Der Regisseur Niko von Glasow, der unter seinem ursprünglichen Namen Niko von Brücher Filme wie "Hochzeitsgäste" und "Maries Lied" drehte, hat mit seiner Frau, der Drehbuchautorin Kiki von Glasow, dieses wenig bekannte Kapitel der deutschen Geschichte aufgegriffen. In siebenjähriger Arbeit entstand ein Drehbuch, das auf den historischen Ereignissen, Gestapo-Akten und Gesprächen mit Überlebenden und Angehörigen von Opfern beruht.

Kurz vor Ende des Zweiten Weltkrieges wird der Edelweißpirat Karl von amerikanischen Soldaten aus dem Gefängnis befreit. Er erinnert sich an den Bombenkrieg in Köln, wo er 1944 mit seinen Kameraden Anti-Kriegsparolen an Mauern schrieb. Karls jüngerer Bruder Peter ist bei der HJ. Sie leben allein, seit die Mutter bei einem Bombenangriff ums Leben kam und der Vater an der Front ist. Der ältere Bruder Otto ist gefallen, seine Verlobte Cilly haust mit ihren zwei Kindern in einer Kellerwohnung. Bei Cilly verstecken die Edelweißpiraten den verletzten KZ-Flüchtling Hans, in den Cilly sich verliebt. Als Karls Vater fällt, schließt sich auch der desillusionierte Peter den Piraten an. Hans wird sein neues Idol. Als Hans und einige Edelweißpiraten ein Attentat auf die Gestapo-Zentrale planen, verweigert sich Karl. Doch die Pläne fliegen auf. Die Nazi-Schergen stürmen Cillys Wohnung, finden zwei versteckte Jüdinnen und das Waffenlager. Beim Versuch, Cilly zu befreien, werden die meisten Edelweißpiraten gefasst. Karl will Peter retten und verrät aus Liebe ihn und Hans. Sie werden brutal gefoltert. Doch Hans weigert sich, ihn im Stich zu lassen und hält sich an den Wahlspruch: "Edelweißpiraten sind treu".

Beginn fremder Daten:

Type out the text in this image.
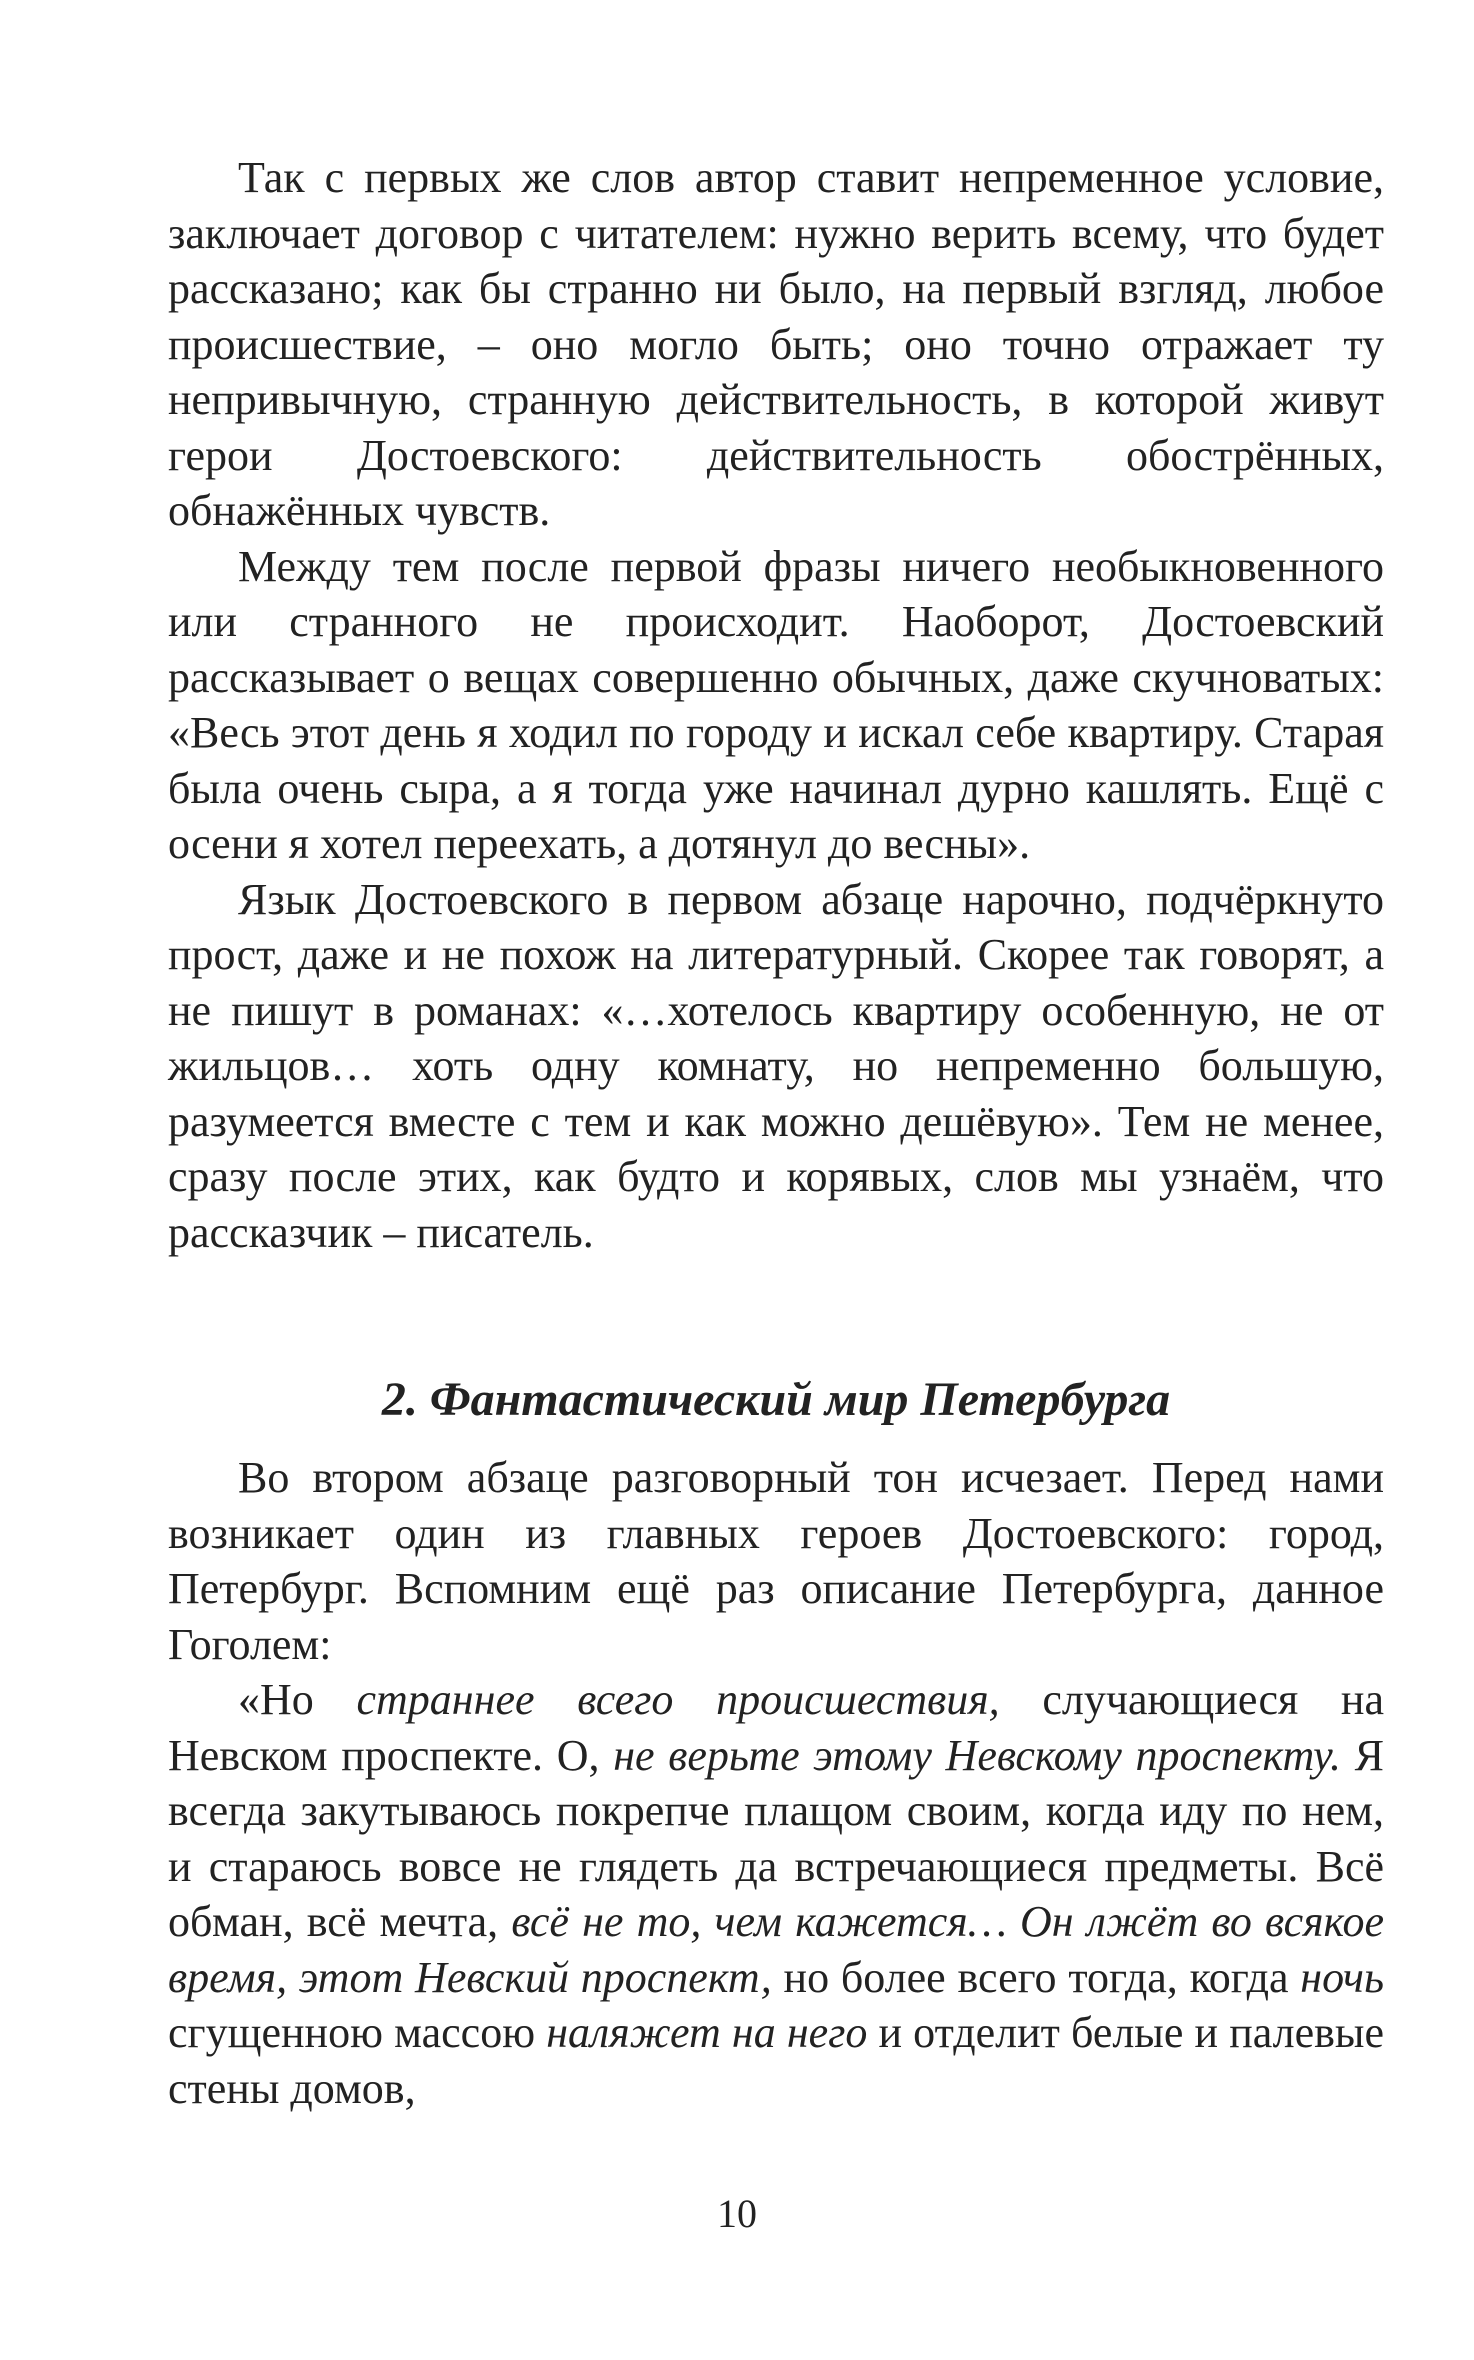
Так с первых же слов автор ставит непременное условие, заключает договор с читателем: нужно верить всему, что будет рассказано; как бы странно ни было, на первый взгляд, любое происшествие, – оно могло быть; оно точно отражает ту непривычную, странную действительность, в которой живут герои Достоевского: действительность обострённых, обнажённых чувств.

Между тем после первой фразы ничего необыкновенного или странного не происходит. Наоборот, Достоевский рассказывает о вещах совершенно обычных, даже скучноватых: «Весь этот день я ходил по городу и искал себе квартиру. Старая была очень сыра, а я тогда уже начинал дурно кашлять. Ещё с осени я хотел переехать, а дотянул до весны».

Язык Достоевского в первом абзаце нарочно, подчёркнуто прост, даже и не похож на литературный. Скорее так говорят, а не пишут в романах: «…хотелось квартиру особенную, не от жильцов… хоть одну комнату, но непременно большую, разумеется вместе с тем и как можно дешёвую». Тем не менее, сразу после этих, как будто и корявых, слов мы узнаём, что рассказчик – писатель.

2. Фантастический мир Петербурга

Во втором абзаце разговорный тон исчезает. Перед нами возникает один из главных героев Достоевского: город, Петербург. Вспомним ещё раз описание Петербурга, данное Гоголем:

«Но страннее всего происшествия, случающиеся на Невском проспекте. О, не верьте этому Невскому проспекту. Я всегда закутываюсь покрепче плащом своим, когда иду по нем, и стараюсь вовсе не глядеть да встречающиеся предметы. Всё обман, всё мечта, всё не то, чем кажется… Он лжёт во всякое время, этот Невский проспект, но более всего тогда, когда ночь сгущенною массою наляжет на него и отделит белые и палевые стены домов,

10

Mit großer Intensität spielen Anna Thalbach die Cilly und Bela B. Felsenheimer (bekannt als Sänger der Musikgruppe "Die Ärzte") den Bomben-Hans. Vier der jungen "Piraten" werden von Kölner Schülern dargestellt. Als Off-Erzähler fungiert Jean Jülich, einer der wenigen Edelweißpiraten, die noch leben. Der Film wurde komplett in 60 Tagen in St. Petersburg gedreht.

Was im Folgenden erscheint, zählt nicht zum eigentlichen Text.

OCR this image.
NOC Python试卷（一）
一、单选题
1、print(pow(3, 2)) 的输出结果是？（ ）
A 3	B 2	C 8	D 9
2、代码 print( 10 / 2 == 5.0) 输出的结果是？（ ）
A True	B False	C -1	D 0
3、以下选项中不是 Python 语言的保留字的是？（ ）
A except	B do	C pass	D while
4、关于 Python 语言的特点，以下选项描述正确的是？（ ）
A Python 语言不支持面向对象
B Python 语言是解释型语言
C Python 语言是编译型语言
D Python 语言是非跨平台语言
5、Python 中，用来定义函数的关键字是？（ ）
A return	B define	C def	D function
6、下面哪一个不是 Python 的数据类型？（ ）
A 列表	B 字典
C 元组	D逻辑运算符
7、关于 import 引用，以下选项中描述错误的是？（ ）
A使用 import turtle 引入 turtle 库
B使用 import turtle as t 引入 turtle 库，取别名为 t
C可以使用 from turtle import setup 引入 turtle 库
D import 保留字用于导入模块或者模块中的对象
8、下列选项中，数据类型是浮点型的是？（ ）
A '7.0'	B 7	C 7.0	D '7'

Die Kamera bleibt immer nah an den Personen, fängt die lebensbedrohlichen Situationen hautnah ein, düstere Bilder und bleiche Farben herrschen vor. Allerdings machen die ungestüme Kameraführung und ein ruppiger Schnitt die räumliche Orientierung manchmal zum Rätselspiel. Ein gravierender psychologischer Schwachpunkt in der Dramaturgie ist der plötzliche Sinneswandel von Peter: Dass der unreife Junge sich in Minutenschnelle vom braven Hitlerjungen zum todesmutigen Widerständler wandelt, nimmt man der Figur nicht ab.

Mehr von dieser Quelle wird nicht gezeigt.